Bigquery was chosen as the analytics backend of our CDP self-service. Meanwhile, Google Cloud BigTable was selected as the backend, where our services will interact to enable the personalization. In developing the storage for Big Table, the design of the scheme is very necessary. The frequency and categorization will affect how we design the column qualifier while the CDP attribute will affect how we design the row key.
We also opted to create a caching mechanism to reduce the load to huge tables for identical read activity. We construct the cache system using redis with sure Time to Live (TTL) to ensure an optimized performance. In addition, we also utilized a Role Based Access Control (RBAC) mechanism on the CDP API to ensure entry control of different services towards attributes in the CDP.
3. Monitoring and alerting
Another necessary point in building a CDP is developing the correct monitoring and alerting system to maintain stability on our platform. A soft and hard threshold on each metric is established and monitored. Once this threshold is reached, some alerts will be sent through the communication channel. Based on the current architecture, there are several parts in which we need to enable monitoring and alerting.
One of the things that we will need to monitor is resource consumption during computation and data pipeline from data sources to the CDP storages, as we operate using Bigquery and Dataflow for Data Computation and Data Pipeline. In Bigquery, we need to monitor the slot utilization that is used to compute some data aggregation or manipulation to produce the attribute.
When building the CDP, high quality data was necessary in order for it to be a trusted platform. Several metrics that are necessary in terms of data quality are Data Completeness, Data Validity, Data Anomaly and Data Consistency. Therefore, several monitoring needs to be enabled to ensure these metrics.
Storage and API Performance
Since CDP’s backend and API immediately interact with several entrance facing features, we have to ensure the availability of the CDP service. Since we’re using Big Table as the backend, the monitoring of CPU, Latency and RPS is required. This metric, by default, is provided in the Bigtable monitoring.
4. Discoverability across company
Many users have been inquiring on how they can browse attributes that our CDP offers. Initially, we initiated out by documenting our attributes and sharing it to our stakeholders. However, as the number of the attributes increased, it became increasingly harder for people to go through our documentation. This pushed us to start integrating the CDP terminology into our Data Catalog. In this case, our Data Catalog performs an necessary position in enabling users to browse attributes in CDP, including the definition of each attribute and how they can retrieve the data.
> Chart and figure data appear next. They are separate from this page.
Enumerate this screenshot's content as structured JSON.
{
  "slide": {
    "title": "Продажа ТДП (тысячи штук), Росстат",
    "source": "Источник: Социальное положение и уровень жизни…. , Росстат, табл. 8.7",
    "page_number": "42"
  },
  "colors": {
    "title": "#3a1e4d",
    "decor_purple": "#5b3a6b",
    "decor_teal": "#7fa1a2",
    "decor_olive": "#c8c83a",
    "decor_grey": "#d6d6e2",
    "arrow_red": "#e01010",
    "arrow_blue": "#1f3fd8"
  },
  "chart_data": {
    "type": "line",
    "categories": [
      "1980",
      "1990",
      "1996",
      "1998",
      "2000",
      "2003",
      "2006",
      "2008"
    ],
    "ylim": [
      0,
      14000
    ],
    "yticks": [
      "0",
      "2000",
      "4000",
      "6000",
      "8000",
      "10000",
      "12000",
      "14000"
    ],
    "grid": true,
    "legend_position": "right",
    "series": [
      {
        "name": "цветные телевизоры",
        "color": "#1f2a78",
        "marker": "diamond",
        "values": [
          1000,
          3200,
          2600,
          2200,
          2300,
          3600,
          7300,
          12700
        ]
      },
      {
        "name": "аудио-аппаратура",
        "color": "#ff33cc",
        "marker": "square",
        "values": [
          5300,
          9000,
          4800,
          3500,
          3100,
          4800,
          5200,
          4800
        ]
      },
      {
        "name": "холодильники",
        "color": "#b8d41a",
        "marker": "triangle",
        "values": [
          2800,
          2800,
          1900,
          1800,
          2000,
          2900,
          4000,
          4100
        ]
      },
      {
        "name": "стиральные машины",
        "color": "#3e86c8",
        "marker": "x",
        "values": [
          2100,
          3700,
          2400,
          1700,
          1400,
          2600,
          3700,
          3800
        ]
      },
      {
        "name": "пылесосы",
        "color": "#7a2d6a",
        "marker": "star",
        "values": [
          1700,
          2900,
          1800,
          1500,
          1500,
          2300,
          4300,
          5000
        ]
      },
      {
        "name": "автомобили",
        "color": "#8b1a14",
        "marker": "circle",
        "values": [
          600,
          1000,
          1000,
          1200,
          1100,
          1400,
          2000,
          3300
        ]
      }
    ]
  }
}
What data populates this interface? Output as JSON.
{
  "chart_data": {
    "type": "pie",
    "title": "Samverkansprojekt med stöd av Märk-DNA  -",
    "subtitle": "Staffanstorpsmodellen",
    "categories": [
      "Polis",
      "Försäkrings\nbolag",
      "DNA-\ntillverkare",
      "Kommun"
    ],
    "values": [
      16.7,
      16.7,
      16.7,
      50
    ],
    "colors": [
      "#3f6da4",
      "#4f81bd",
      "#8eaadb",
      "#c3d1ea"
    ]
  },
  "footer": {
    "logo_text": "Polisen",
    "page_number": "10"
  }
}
5. Implementation and adoption of the platform
Another key point for a successful CDP implementation is collaboration across teams on the entrance end services. There are several types of CDP implementation in Tokopedia: Personalization, Marketing Analytics, and Self Service Analytics.
The most common utilization of CDP would be in personalizing a user’s journey. One example of personalization is the search feature. The product team personalizes the user’s search result based on the user’s address, so that the user will be able to find products that are in proximity to their location. After discussing the definition of user address, we created a CDP API contract with the Search team, so the development can run in parallel. As a result, today our users are able to have a better user experience based on their location.
When we initiated building the CDP platform, we mentioned with the Marketing team on their existing use cases. One of their goals was to personalize and optimize marketing efforts, such as sending out notifications to the right user based on the user’s attributes to reduce unnecessary notification costs to unrelated users, and to enhance the general user experience by avoiding spam notifications. Once we understood their needs, we looked at the ways in which CDP could cater to those needs. We mentioned with the relevant team on how to combine the segmentation engine and communication channel towards the CDP platform, the type of user attributes to use when sending marketing push/notifications, and how to combine it with the segmentation engine and communication channel of the CDP platform.
CDP also often uses self-service analytics to enable quick insights on user demographics and behavior in sure segments. To construct this self-serve analytics tool, our team consulted with the Product and Analyst teams to define the user demographics’ attributes that business/product users often select for insights. After understanding the attributes required, we mentioned with the Business Intelligence team to enable the visualization for the end user. This allowed different teams to understand our users better and achieve insights on how we can improve our platform.
CDP implementation has created a significant impact on different use cases and helped Tokopedia to be a more data-driven company. Through CDP, we are also able to strengthen 1 of our core DNA, which is Focus on Consumer. By sharing the CDP framework, we hope to bring value and help others to more easily create a thriving CDP platform.